Я поднялся и подошёл к окну. Я не мог сдержать беспокойства. Просунул голову между штор. Мелкий дождь, низкое небо. Он не солгал мне. Около восьми тучи, вероятно, рассеются. Великолепный заход солнца, сумерки, ночь. Месяц, поднимающийся ближе к полуночи. Я вызвал звонком Марту и снова лёг. Мы будем обедать дома, — сказал я. Она посмотрела на меня с удивлением. Разве мы не всегда обедаем дома? Я ещё не сказал ей, что мы отправляемся. И не скажу до последнего момента, как говорится, вложив ногу в стремя. Я доверял ей не вполне. В последнюю минуту позову её и скажу: Марта, мы уезжаем, на день, на два, на три, на неделю, на месяц, Бог знает на сколько, до свидания. Пусть остаётся в неведении. Тогда зачем я её позвал? Она подала бы нам обед в любом случае, как подавала его ежедневно. Поставив себя на её место, я совершил ошибку. Это понятно. Но сказать ей, что мы будем обедать дома, какой грубый промах. Ибо она знала это, думала, что знает, знала наверняка.
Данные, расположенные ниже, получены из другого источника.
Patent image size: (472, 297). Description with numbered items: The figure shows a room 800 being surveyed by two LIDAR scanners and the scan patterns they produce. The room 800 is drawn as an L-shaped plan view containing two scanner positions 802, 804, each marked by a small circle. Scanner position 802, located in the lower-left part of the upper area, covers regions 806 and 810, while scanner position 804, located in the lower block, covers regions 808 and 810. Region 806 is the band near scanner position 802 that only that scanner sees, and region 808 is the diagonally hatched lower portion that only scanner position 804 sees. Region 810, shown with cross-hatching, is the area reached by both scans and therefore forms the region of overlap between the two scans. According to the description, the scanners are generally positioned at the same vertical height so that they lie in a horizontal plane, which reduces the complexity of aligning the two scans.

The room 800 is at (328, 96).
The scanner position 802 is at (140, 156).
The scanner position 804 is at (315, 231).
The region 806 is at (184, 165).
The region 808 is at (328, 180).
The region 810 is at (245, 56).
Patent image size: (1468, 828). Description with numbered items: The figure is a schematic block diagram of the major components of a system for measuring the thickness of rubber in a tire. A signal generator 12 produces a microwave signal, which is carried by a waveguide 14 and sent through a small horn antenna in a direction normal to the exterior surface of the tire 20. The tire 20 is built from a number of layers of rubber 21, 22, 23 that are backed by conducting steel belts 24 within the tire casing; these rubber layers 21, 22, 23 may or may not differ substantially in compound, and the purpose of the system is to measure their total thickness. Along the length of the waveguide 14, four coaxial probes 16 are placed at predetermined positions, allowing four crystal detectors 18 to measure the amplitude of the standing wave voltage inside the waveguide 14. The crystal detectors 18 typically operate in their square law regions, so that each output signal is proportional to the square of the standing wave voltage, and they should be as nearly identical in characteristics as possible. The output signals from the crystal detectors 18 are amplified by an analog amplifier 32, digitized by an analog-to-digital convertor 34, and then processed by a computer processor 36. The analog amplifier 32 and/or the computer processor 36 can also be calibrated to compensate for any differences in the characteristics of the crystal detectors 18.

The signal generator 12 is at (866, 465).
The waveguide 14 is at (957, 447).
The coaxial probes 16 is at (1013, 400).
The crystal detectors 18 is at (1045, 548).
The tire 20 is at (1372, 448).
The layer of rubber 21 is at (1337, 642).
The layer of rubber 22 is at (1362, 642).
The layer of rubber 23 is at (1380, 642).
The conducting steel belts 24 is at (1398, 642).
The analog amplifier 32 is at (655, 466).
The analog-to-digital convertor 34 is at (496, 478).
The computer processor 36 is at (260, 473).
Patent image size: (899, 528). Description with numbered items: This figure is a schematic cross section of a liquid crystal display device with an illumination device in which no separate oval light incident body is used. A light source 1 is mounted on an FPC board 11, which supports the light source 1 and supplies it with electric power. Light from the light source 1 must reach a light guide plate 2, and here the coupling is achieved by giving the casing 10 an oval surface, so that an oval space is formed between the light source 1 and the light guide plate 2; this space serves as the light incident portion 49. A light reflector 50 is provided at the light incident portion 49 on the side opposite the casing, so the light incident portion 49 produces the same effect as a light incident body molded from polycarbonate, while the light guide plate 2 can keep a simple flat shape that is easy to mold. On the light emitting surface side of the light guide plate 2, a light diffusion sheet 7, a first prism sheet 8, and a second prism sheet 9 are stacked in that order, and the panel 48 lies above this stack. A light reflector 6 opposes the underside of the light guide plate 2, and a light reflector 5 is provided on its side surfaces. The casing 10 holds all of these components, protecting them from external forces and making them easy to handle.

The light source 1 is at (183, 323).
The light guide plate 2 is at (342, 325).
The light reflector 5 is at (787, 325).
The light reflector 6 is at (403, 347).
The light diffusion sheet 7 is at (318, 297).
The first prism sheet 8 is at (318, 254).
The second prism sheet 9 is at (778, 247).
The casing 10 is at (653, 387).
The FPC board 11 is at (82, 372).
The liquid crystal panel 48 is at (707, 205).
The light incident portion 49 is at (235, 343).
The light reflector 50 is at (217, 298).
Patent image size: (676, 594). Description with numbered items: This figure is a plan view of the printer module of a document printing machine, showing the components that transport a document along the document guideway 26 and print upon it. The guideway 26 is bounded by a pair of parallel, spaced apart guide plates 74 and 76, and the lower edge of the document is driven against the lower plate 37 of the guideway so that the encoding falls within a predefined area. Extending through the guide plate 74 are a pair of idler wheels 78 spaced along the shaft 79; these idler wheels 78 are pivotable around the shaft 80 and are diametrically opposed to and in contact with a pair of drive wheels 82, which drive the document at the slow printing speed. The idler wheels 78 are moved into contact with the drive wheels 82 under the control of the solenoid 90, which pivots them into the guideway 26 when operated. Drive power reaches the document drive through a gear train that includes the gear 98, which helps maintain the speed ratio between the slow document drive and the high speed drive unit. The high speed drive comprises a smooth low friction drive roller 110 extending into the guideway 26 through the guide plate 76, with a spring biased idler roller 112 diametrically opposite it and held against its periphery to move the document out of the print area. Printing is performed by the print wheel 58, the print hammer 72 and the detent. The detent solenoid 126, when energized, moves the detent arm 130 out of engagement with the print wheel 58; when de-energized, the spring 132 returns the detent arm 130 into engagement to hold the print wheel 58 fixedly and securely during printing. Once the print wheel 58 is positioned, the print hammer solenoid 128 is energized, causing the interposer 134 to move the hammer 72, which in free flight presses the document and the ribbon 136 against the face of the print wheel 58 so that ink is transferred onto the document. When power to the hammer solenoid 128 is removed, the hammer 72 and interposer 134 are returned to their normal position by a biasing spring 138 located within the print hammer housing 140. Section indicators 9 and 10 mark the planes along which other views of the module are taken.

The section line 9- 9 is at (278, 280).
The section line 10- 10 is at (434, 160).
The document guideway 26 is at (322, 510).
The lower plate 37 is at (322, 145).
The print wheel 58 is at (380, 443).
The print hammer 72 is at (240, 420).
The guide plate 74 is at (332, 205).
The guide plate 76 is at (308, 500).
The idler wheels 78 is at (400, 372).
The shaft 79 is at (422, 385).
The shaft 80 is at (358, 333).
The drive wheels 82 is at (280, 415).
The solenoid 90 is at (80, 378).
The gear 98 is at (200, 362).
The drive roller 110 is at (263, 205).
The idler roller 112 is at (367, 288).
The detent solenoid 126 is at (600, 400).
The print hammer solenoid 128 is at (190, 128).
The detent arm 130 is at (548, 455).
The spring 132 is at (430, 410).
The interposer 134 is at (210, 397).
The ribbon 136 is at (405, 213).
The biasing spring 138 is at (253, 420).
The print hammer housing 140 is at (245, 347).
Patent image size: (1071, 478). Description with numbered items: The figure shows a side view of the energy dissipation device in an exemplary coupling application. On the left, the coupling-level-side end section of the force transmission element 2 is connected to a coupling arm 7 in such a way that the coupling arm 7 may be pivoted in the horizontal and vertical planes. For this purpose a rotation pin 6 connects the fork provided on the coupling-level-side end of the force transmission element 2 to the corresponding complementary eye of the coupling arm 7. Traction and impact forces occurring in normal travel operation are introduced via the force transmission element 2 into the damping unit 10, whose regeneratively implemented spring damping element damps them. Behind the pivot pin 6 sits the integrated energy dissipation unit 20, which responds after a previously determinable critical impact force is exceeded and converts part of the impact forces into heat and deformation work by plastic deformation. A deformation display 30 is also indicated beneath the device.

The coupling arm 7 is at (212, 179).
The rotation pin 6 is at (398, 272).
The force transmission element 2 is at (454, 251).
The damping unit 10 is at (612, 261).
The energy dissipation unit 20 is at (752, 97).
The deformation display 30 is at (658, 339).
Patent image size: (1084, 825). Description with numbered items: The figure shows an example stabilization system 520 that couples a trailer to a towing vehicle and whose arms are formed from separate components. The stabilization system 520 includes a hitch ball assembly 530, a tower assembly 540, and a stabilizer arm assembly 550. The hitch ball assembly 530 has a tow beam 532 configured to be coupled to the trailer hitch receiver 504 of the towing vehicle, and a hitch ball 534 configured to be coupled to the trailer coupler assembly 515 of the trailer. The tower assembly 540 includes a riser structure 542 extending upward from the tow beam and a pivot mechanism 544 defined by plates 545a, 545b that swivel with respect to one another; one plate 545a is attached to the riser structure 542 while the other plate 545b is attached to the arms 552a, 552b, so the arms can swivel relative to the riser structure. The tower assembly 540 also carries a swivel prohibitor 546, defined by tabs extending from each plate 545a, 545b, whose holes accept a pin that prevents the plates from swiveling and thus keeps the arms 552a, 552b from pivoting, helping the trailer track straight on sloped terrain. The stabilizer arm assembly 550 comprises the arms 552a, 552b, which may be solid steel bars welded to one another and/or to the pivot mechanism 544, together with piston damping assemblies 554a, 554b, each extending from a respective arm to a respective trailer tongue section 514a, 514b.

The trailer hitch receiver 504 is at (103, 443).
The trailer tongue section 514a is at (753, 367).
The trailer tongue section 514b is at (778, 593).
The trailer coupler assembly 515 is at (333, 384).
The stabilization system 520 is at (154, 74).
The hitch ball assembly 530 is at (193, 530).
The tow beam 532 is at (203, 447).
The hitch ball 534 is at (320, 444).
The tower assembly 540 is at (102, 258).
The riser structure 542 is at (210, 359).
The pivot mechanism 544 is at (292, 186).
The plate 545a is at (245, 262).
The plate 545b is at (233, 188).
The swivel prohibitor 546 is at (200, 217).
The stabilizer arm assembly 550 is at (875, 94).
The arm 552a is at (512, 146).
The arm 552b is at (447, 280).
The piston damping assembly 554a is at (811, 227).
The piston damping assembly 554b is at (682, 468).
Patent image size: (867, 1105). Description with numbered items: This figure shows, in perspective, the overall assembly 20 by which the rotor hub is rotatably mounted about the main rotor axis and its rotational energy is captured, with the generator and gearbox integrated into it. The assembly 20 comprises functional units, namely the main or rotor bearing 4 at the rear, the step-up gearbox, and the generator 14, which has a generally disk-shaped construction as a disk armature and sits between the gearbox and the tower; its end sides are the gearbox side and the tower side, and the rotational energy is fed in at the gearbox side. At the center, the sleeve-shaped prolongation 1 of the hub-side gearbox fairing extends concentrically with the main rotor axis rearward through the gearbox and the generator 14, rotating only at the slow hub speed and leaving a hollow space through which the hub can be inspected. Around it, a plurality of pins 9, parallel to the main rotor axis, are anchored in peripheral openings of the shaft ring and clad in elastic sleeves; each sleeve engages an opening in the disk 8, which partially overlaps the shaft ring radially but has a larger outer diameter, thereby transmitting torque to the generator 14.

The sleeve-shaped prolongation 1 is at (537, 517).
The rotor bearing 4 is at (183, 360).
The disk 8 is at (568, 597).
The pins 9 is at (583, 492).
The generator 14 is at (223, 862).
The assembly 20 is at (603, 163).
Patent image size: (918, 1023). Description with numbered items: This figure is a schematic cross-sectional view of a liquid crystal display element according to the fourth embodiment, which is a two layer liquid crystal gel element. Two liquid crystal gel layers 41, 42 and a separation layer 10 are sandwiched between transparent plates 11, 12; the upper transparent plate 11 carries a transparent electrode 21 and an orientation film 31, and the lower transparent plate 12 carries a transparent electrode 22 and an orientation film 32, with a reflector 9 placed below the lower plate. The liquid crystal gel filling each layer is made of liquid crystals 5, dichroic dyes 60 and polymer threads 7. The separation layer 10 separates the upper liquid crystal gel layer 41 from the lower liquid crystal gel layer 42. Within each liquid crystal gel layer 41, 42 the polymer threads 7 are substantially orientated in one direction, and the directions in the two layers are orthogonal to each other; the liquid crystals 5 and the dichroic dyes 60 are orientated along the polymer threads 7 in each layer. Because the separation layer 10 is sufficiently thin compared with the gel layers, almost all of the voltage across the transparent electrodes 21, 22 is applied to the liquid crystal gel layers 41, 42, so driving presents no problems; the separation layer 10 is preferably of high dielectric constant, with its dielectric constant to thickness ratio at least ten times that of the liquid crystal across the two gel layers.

А в результате моего бессмысленного
напоминания она поймёт, что что-то замышляется, и станет следить за нами в надежде узнать, что же именно. Первая ошибка. Вторая, первая по времени, состояла в том, что я не приказал сыну молчать о том, что я ему сказал. Не думаю, что это бы помогло, и тем не менее, следовало бы настаивать, как мне и положено. Я совершал ошибку за ошибкой, а ведь я такой предусмотрительный. Я попытался кое-что исправить и сказал: Позже, чем обычно, часов в девять. Она повернулась, чтобы идти, её бесхитростный ум уже был охвачен смятением. Меня ни для кого нет дома, — сказал я. Я знал, что она сделает: накинет пальто на плечи, выскользнет в сад и там, в глубине, позовёт Анну, старую кухарку сестёр Эльснер, и они долго будут шептаться сквозь прутья ограды. На улицу Анна не выходила, она не любила покидать дом. Сестры Эльснер были неплохими соседями, разве что слишком часто музицировали, но это был их единственный недостаток. Музыка отвратительно действует на мою нервную систему. Всё, что я утверждаю, отрицаю или ставлю под
сомнение в настоящем времени, означает, что это остаётся в силе и поныне. Но чаще я буду применять разные формы прошедшего времени. Ибо о многом я не знаю, это уже не так, ещё не знаю, просто не знаю, возможно, никогда и не узнаю. Некоторое время я думал о сестрах Эльснер. Ничего ещё не спланировано, а я думал о сестрах Эльснер. У них был шотландский терьер по имени Зулу. Иногда, когда я пребывал в хорошем настроении, я окликал его: Зулу! Зулусик! — и он подходил поприветствовать меня сквозь прутья ограды. Но для этого на меня должно было найти настроение. Животных я не люблю. Странное дело, я не люблю ни людей, ни животных. Что касается Бога, то он начинает мне внушать омерзение. Согнувшись, я гладил пса за ухом сквозь прутья и выдавливал из себя ласковые слова. Он не понимал, что омерзителен мне, поднимался на задние лапы и прижимался грудью к прутьям. Тогда я мог видеть его тёмный кончик, увенчанный клочком влажных волос. Пес стоял непрочно, его ляжки дрожали, маленькие ножки нащупывали точку опоры, то
одна, то другая. Я тоже покачивался, сидя на корточках и ухватившись свободной рукой за ограду. Возможно, я тоже вызывал в нём омерзение. Мне трудно было отделаться от этих пустых мыслей.